The former Londoner has given up his role as an Edmonton Oilers assistant coach to join CBC television as a hockey analyst. He'll team with Jim Hughson, acknowledged as the best play-by-play man in the business.

The pair will eventually become the station's No. 1 broadcast pair taking over from Bob Cole and Harry Neale.

"It was a difficult decision for me and one that I didn't take lightly," Simpson said from Edmonton. "I had a real passion and enjoyed being a coach, more importantly I enjoyed being with the guys I worked with. Working with (Oilers' coach) Craig MacTavish (also a former Londoner), the other coaches and under (general manager) Kevin Lowe, was just the perfect work environment. I had long and hard talks with Craig about what were the opportunities."

Simpson had designs on becoming a head coach.

"But at my age, I didn't want to stay an assistant coach for too long," he said. "Mac was really good at giving me responsibility and allowing me to grow that way.

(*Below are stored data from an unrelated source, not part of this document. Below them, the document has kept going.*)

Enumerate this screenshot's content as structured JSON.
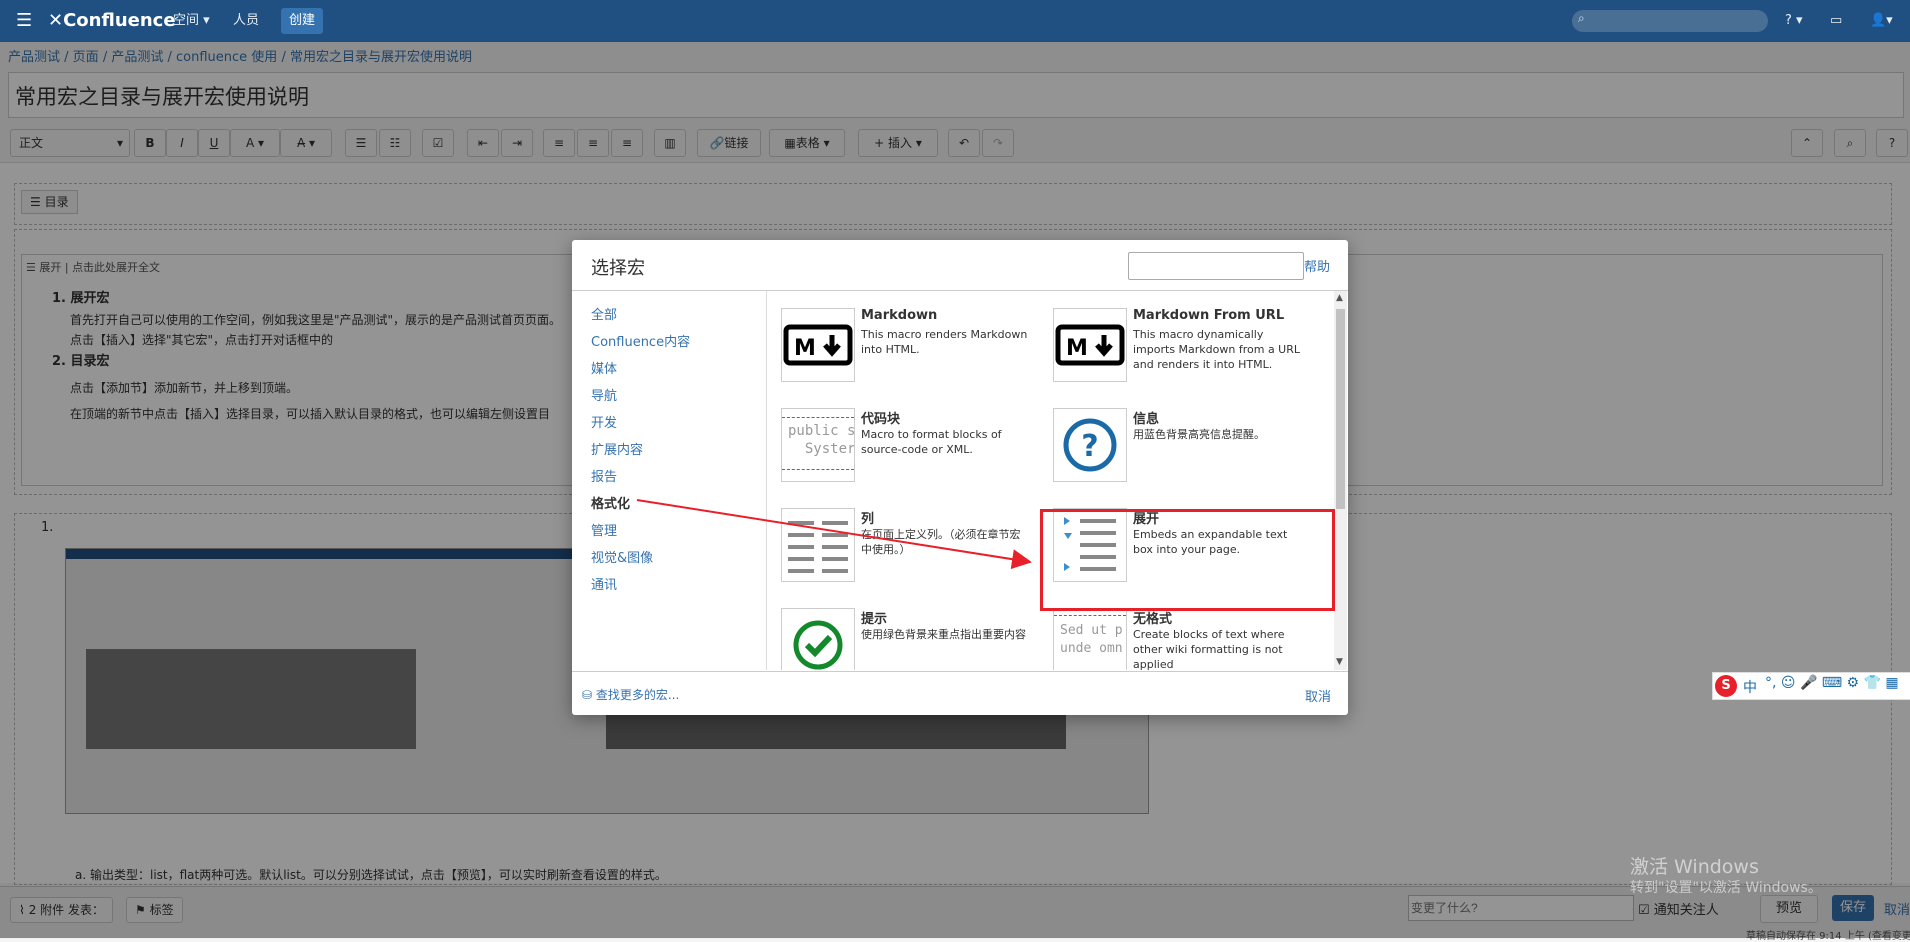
{
  "topnav": {
    "logo": "Confluence",
    "spaces": "空间",
    "people": "人员",
    "create": "创建"
  },
  "breadcrumb": [
    "产品测试",
    "页面",
    "产品测试",
    "confluence 使用",
    "常用宏之目录与展开宏使用说明"
  ],
  "page_title": "常用宏之目录与展开宏使用说明",
  "toolbar": {
    "paragraph": "正文",
    "link": "链接",
    "table": "表格",
    "insert": "插入"
  },
  "editor": {
    "toc_macro": "目录",
    "expand_title": "展开",
    "expand_hint": "点击此处展开全文",
    "h1": "1. 展开宏",
    "p1": "首先打开自己可以使用的工作空间，例如我这里是\"产品测试\"，展示的是产品测试首页页面。",
    "p2": "点击【插入】选择\"其它宏\"，点击打开对话框中的",
    "h2": "2. 目录宏",
    "p3": "点击【添加节】添加新节，并上移到顶端。",
    "p4": "在顶端的新节中点击【插入】选择目录，可以插入默认目录的格式，也可以编辑左侧设置目",
    "list_num": "1.",
    "note": "a. 输出类型：list，flat两种可选。默认list。可以分别选择试试，点击【预览】，可以实时刷新查看设置的样式。"
  },
  "dialog": {
    "title": "选择宏",
    "search_placeholder": "",
    "help": "帮助",
    "categories": [
      {
        "label": "全部",
        "active": false
      },
      {
        "label": "Confluence内容",
        "active": false
      },
      {
        "label": "媒体",
        "active": false
      },
      {
        "label": "导航",
        "active": false
      },
      {
        "label": "开发",
        "active": false
      },
      {
        "label": "扩展内容",
        "active": false
      },
      {
        "label": "报告",
        "active": false
      },
      {
        "label": "格式化",
        "active": true
      },
      {
        "label": "管理",
        "active": false
      },
      {
        "label": "视觉&图像",
        "active": false
      },
      {
        "label": "通讯",
        "active": false
      }
    ],
    "macros": [
      {
        "name": "Markdown",
        "desc": "This macro renders Markdown into HTML.",
        "icon": "markdown-icon"
      },
      {
        "name": "Markdown From URL",
        "desc": "This macro dynamically imports Markdown from a URL and renders it into HTML.",
        "icon": "markdown-icon"
      },
      {
        "name": "代码块",
        "desc": "Macro to format blocks of source-code or XML.",
        "icon": "code-block-icon",
        "icon_text": [
          "public s",
          "  Syster"
        ]
      },
      {
        "name": "信息",
        "desc": "用蓝色背景高亮信息提醒。",
        "icon": "info-question-icon"
      },
      {
        "name": "列",
        "desc": "在页面上定义列。（必须在章节宏中使用。）",
        "icon": "column-icon"
      },
      {
        "name": "展开",
        "desc": "Embeds an expandable text box into your page.",
        "icon": "expand-icon"
      },
      {
        "name": "提示",
        "desc": "使用绿色背景来重点指出重要内容",
        "icon": "tip-check-icon"
      },
      {
        "name": "无格式",
        "desc": "Create blocks of text where other wiki formatting is not applied",
        "icon": "noformat-icon",
        "icon_text": [
          "Sed ut p",
          "unde omn"
        ]
      }
    ],
    "find_more": "查找更多的宏...",
    "cancel": "取消"
  },
  "bottombar": {
    "attachments": "2 附件 发表：",
    "labels": "标签",
    "change_placeholder": "变更了什么?",
    "notify": "通知关注人",
    "preview": "预览",
    "save": "保存",
    "cancel": "取消",
    "autosave": "草稿自动保存在 9:14 上午 (查看变更"
  },
  "watermark": {
    "line1": "激活 Windows",
    "line2": "转到\"设置\"以激活 Windows。"
  },
  "ime": {
    "label": "中"
  },
  "colors": {
    "nav": "#205081",
    "link": "#3572b0",
    "annotation": "#e8202a",
    "save": "#3572b0"
  }
}
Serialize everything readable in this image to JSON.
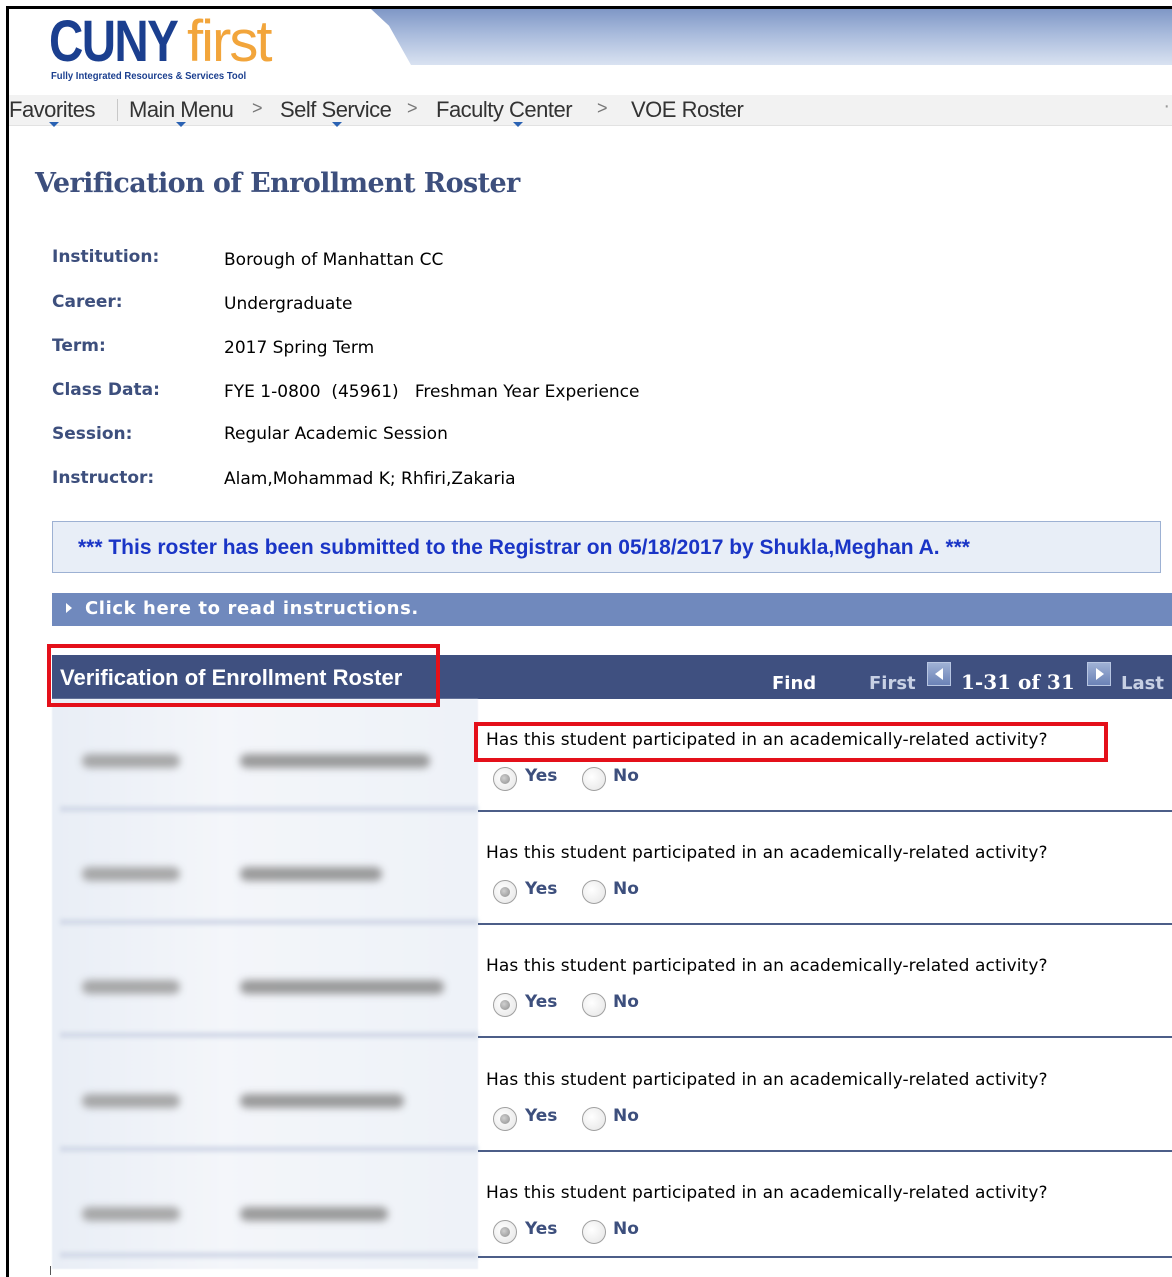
{
  "logo": {
    "main_cuny": "CUNY",
    "main_first": "first",
    "tagline": "Fully Integrated Resources & Services Tool"
  },
  "breadcrumb": {
    "items": [
      {
        "label": "Favorites"
      },
      {
        "label": "Main Menu"
      },
      {
        "label": "Self Service"
      },
      {
        "label": "Faculty Center"
      },
      {
        "label": "VOE Roster"
      }
    ],
    "separator": ">"
  },
  "page_title": "Verification of Enrollment Roster",
  "info": {
    "institution_label": "Institution:",
    "institution_value": "Borough of Manhattan CC",
    "career_label": "Career:",
    "career_value": "Undergraduate",
    "term_label": "Term:",
    "term_value": "2017 Spring Term",
    "class_label": "Class Data:",
    "class_value": "FYE 1-0800  (45961)   Freshman Year Experience",
    "session_label": "Session:",
    "session_value": "Regular Academic Session",
    "instructor_label": "Instructor:",
    "instructor_value": "Alam,Mohammad K; Rhfiri,Zakaria"
  },
  "notice": "*** This roster has been submitted to the Registrar on 05/18/2017 by Shukla,Meghan A. ***",
  "instructions_label": "Click here to read instructions.",
  "grid": {
    "title": "Verification of Enrollment Roster",
    "find": "Find",
    "first": "First",
    "count": "1-31 of 31",
    "last": "Last"
  },
  "rows": [
    {
      "question": "Has this student participated in an academically-related activity?",
      "yes": "Yes",
      "no": "No",
      "selected": "Yes"
    },
    {
      "question": "Has this student participated in an academically-related activity?",
      "yes": "Yes",
      "no": "No",
      "selected": "Yes"
    },
    {
      "question": "Has this student participated in an academically-related activity?",
      "yes": "Yes",
      "no": "No",
      "selected": "Yes"
    },
    {
      "question": "Has this student participated in an academically-related activity?",
      "yes": "Yes",
      "no": "No",
      "selected": "Yes"
    },
    {
      "question": "Has this student participated in an academically-related activity?",
      "yes": "Yes",
      "no": "No",
      "selected": "Yes"
    }
  ],
  "colors": {
    "accent_navy": "#3f5080",
    "label_blue": "#3d4f7d",
    "notice_text": "#1a35c6",
    "highlight_red": "#e4101a",
    "logo_blue": "#1b3f8f",
    "logo_orange": "#f2a53b"
  }
}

"If I was going to be a head coach, I'd have to probably move on and maybe go to the minors ... The age of my kids ... they didn't want to move from Edmonton. This opportunity gives up the idea of being a head coach quickly but it allows me the opportunity to have some stability with the family and work with great people as well. And that's really important for me."

Simpson and his family will remain in Edmonton. He has two sons and a daughter, all between the ages of 11 and 14.

"That's a key time in their life," Simpson said. "The option of going to our minor-league team and being a head coach in Springfield was not something that my family was really interested in, or myself.

"It gives me a great opportunity to give them some stability and maybe be around a little bit more."

Simpson played 10 years in the NHL with Pittsburgh, Edmonton and Buffalo. He won two Stanley Cups with the Oilers and scored 50 goals in 1987-88.

After his retirement, he worked as an analyst with several networks.

He joined the Oilers organization as an assistant in 2003. He appeared as a studio analyst on Hockey Night in Canada during the 2007 Stanley Cup playoffs.

Simpson is excited about his new gig, calling Hughson "the best in the business."

"We just had a press conference in Edmonton and Craig MacTavish came in the room and that was the hardest thing," Simpson said. "It's a little bit of a sad day for me that way professionally. I really care for those guys."